Vielen Dank schonmal.


----------



## Reducal (16 Februar 2012)

Jörn777 schrieb:


> Muss ich mir nun Sorgen machen...


Nein!


Jörn777 schrieb:


> ...schreibt er unsere IP-Adressen in den Chat ...


Na und? Die IP ist beim Datenverkehr zwischen den Computern immer bekannt, sonst würde der Datenaustausch nicht möglich sein. Der Dödl hat sie lediglich auf irgend eine Weise ausgelesen, das ist aber unbedeutend.


Jörn777 schrieb:


> .... dass er über unsere IPs nun illegale Downloads machen wird.
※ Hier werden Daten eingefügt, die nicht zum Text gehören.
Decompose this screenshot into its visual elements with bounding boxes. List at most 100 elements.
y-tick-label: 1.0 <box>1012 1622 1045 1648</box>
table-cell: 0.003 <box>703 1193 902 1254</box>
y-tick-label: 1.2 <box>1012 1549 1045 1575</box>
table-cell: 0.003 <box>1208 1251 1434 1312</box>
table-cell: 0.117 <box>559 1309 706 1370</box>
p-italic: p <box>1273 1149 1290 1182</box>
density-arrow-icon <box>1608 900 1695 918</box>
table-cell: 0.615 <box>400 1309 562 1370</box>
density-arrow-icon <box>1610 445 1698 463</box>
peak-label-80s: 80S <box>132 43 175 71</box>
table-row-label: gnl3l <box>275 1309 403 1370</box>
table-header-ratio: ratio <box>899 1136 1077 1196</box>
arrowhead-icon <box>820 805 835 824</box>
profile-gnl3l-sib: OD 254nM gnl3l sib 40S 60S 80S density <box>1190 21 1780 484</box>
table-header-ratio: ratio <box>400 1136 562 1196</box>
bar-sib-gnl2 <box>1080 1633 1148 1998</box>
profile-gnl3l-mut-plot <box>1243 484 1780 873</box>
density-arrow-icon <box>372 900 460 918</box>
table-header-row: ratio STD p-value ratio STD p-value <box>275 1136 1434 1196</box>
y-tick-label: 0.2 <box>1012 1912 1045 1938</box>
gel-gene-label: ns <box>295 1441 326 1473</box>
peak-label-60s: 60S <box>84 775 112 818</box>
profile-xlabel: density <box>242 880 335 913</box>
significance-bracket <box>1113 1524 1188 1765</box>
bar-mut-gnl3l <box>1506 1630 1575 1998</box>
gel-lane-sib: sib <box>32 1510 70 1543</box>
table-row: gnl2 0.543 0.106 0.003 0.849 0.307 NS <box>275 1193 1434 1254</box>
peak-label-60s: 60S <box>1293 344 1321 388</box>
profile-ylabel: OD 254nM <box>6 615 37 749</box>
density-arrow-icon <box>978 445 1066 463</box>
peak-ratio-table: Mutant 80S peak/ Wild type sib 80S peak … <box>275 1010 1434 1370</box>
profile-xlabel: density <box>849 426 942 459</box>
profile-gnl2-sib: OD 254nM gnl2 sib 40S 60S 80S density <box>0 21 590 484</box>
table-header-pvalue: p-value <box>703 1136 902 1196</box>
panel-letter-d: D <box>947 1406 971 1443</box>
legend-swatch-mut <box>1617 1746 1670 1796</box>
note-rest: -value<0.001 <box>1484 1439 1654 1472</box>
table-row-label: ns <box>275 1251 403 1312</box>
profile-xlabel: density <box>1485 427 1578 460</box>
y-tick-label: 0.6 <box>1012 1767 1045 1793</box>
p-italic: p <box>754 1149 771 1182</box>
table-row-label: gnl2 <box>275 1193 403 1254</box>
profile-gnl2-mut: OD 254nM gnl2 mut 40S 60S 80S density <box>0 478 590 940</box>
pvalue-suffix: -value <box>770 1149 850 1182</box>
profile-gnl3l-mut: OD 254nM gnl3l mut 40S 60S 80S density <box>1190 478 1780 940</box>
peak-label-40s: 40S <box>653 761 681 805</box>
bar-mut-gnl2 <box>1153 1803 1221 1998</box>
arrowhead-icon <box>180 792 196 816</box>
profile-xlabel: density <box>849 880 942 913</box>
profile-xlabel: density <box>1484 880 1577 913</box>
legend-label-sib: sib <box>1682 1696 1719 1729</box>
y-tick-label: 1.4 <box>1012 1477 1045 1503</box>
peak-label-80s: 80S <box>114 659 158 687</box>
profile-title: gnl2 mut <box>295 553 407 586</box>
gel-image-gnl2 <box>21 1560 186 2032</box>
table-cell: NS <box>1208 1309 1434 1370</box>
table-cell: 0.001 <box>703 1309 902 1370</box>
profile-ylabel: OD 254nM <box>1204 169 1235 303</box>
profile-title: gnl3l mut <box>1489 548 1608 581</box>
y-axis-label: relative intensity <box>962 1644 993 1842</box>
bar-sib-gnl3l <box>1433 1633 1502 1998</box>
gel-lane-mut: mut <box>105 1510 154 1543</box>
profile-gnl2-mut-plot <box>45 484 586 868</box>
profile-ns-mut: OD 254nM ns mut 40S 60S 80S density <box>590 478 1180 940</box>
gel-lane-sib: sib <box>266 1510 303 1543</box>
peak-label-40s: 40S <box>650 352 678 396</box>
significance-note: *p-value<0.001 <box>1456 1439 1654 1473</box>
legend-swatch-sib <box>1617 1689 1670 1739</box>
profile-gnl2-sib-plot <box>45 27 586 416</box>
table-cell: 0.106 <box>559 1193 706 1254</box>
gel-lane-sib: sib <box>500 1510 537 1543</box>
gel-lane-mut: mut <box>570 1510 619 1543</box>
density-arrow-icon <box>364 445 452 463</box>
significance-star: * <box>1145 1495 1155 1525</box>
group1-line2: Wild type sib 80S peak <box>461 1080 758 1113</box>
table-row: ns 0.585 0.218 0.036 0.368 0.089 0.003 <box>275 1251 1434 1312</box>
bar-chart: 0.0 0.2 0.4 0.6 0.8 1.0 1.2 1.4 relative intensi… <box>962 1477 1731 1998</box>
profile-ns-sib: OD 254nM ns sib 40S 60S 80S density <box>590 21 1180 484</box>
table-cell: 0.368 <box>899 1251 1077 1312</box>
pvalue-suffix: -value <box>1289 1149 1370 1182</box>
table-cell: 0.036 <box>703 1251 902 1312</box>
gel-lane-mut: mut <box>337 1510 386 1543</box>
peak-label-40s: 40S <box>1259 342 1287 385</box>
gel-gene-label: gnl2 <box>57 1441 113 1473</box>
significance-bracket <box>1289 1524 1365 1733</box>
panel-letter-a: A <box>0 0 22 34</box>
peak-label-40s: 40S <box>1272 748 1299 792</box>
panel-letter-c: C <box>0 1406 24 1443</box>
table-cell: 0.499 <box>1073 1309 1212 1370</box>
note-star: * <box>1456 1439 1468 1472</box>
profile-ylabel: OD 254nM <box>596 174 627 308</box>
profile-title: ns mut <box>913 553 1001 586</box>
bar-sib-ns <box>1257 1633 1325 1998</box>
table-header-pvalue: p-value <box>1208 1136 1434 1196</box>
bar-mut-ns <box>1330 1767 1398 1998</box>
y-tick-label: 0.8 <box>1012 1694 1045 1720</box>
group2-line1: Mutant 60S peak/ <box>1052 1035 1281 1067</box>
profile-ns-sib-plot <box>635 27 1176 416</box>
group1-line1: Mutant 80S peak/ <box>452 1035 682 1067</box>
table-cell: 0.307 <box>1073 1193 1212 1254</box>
Selbst wenn es so wäre (was durchaus bezweifelt werden kann), dann kann die IP so oder so i. d. R. nicht zu ihrem eigentlich Ursprung zurück verfolgt werden, zumal der ja bei einem derartig angelegten Download bei dem Dödel wäre. Siehe dazu auch bei Wikipedia nach, IP-Spoofing.


Jörn777 schrieb:


> Wie kommt er durch Counterstrike an die IP-Adressen, normal werden ja nur die Steam-IDs angezeigt, aber nicht die wirklichen IPs.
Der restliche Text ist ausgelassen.